The hardest thing about that moment? As they drew my first love, my first punk, my first kiss behind the Saint Nitchell Mance Recreation Centre (while snorting back a viscous ball of amber snot I’d coughed up at the worst imaginable time). The hardest thing was to remember all the YouTube videos I’d watched on making myself cry on demand a week before.
You know what, how about you try it? Try to force yourself, right now, to cry. First, however, you’ll have to imagine a few things, dear reader.
You must imagine that second-year senior George Ravinski called each of our parents at the appropriate time, selected in relation to their driving speed and distance from the gun shop to ensure the best staggering effect.
You have to imagine that a month prior, Greg, Thomas, Jacqulyn, who were down for the cause enough to bleach and blacken their hair like the good ol’ untroublesome White youth Mac would speak in length with, made entry and exit a breeze.
You also need to embrace a reality in which Tammy Jean made her way into the CEO of Stronghold LLC’s home, or more importantly his rolodex and media contacts.

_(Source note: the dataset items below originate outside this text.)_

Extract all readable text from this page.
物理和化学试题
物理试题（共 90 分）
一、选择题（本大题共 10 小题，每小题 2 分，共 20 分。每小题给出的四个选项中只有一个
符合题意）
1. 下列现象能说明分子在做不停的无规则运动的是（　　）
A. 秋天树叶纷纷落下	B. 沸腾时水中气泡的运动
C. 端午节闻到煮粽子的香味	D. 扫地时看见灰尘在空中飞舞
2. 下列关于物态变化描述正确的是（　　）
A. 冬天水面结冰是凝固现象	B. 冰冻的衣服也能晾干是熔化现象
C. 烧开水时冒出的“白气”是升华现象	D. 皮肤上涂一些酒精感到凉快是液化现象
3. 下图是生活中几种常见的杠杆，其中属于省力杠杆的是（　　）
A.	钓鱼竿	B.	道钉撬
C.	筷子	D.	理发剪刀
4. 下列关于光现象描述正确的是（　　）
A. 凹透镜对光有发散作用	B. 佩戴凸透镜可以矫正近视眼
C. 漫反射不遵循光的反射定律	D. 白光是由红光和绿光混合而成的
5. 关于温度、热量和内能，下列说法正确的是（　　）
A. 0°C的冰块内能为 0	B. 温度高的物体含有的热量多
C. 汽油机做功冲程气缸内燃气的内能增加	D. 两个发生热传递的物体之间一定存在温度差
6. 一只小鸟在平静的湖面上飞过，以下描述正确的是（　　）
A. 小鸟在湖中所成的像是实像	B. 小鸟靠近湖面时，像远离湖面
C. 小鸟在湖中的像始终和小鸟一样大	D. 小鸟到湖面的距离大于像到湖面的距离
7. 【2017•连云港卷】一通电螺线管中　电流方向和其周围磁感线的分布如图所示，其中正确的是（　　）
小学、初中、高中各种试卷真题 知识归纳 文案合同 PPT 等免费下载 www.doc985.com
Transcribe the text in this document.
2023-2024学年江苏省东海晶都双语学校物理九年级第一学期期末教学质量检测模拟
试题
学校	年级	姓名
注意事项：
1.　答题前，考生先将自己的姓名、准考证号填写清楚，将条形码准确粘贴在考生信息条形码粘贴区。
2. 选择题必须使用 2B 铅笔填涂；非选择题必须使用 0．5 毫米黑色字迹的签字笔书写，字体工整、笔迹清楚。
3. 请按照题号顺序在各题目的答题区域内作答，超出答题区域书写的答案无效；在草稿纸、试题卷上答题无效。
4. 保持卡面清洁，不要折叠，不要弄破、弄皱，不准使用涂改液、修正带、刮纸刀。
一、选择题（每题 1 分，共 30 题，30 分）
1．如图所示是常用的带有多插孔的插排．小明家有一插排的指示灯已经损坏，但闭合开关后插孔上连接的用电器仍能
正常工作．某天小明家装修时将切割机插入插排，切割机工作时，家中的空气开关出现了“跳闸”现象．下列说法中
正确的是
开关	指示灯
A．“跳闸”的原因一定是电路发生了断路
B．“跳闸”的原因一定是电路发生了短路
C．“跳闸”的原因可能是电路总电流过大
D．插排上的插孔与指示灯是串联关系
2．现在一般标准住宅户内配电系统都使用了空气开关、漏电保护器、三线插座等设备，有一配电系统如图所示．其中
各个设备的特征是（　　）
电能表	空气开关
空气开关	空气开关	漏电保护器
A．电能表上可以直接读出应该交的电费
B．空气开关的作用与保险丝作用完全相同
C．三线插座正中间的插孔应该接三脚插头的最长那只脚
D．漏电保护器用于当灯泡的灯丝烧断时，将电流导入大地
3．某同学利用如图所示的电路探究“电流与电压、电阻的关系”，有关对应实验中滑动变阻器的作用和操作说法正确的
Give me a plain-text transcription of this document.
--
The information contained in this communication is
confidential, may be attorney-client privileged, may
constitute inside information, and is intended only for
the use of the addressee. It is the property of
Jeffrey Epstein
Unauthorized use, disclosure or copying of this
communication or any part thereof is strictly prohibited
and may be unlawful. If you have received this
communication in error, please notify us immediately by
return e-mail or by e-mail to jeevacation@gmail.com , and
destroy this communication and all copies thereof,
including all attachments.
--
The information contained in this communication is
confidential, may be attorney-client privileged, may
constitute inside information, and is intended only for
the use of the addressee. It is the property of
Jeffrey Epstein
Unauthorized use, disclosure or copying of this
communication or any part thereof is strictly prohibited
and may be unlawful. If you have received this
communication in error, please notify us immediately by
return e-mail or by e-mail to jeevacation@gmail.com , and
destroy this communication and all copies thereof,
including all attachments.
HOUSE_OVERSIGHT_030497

This was thanks to her mother playing golf with the wife of his second cousin’s polo instructor, who’d been tennis companions with insert-other-white-privilege-nepotism-shit-here.
You need to imagine that I hadn’t fought Becks tooth and nail to be the last of us standing in the end. You need to imagine a world where I didn’t tell any of them I was ready to die.
“Put the bullets down!”
You need to imagine a world where, okay, I’m not telling you I wanted to die, but I saw the gain if shit hit the fan on my body over one of theirs. I hadn’t told them about my father, how he was gunned down by a police officer while running, unarmed, after buying a pack of cigs for some seventeen-year-old. I didn’t mention how I couldn’t bring myself to see him at the funeral, when I’d seen him so little elsewhere in my life. I didn’t say how his story didn’t have enough bite, or enough merit to be much of anything on its own.
Shit ain’t easy, right?
I let the bullets spill from my hand, all except one, which I held up between thumb and forefinger.
“Fuck you! You want us dead so bad, don’t you? You want us dead so fucking bad, how about I just do it for you!?”
As I raised the bullet to my lips, I glanced to Becks, who as expected grew her eyes twice as large as I’d ever seen them. It was off book, far from the derivative shit Ronald ‘Well, I am in AP English, Aaliyah’ Vickston came up with. I closed my eyes then, just in case, so I at least had something beautiful in her, saved to crop on the wallpaper of my eyelids if they’d never open again after.
I could have told them, or even just Becks, at any of our twenty meetings, about the research I’d done, about discovering just how likely I’d be to pass a bullet and what it could do to me. I could have told them that I wasn’t so much being brave, just confident in the medical professionals who’d discussed the topic online thanks to the unabashed ignorance of the few who had done so for far less meaningful reasons.
“Aaliyah, don’t!”
I could have told them that every tear was spilled not from panic but from a lease on my poppa’s bones. That the last thing he gave me was something to pick at inside, an emptiness in me, a maddening frustration at the world we’d never stay alive long enough to inherit.
“Crazy ass bitch.”
I could have told them all the steps it took to become their Bullet Bitch.
It had to ring true, though. The problem with a movement is that you have to do something truly fucking dumb to get people to move in the first place. The truth was there, in the margins, in the things that led me there, but everything else was just a show. They wouldn’t see our calls, they wouldn’t see our blog posts. They wouldn’t see the empty caps, the still-packaged gowns. They would only see what we shoved down their throats, even as they complained about our immature tactics the entire while.
Granted, in the end even that didn’t do much. It got me in front of a few TV screens, and a full ride scholarship, and a less-than-regal moniker. Eventually, everything about that night faded away into upvotes. It did remind a few people, though, that we wanted our lives back, and maybe that much made it worthwhile.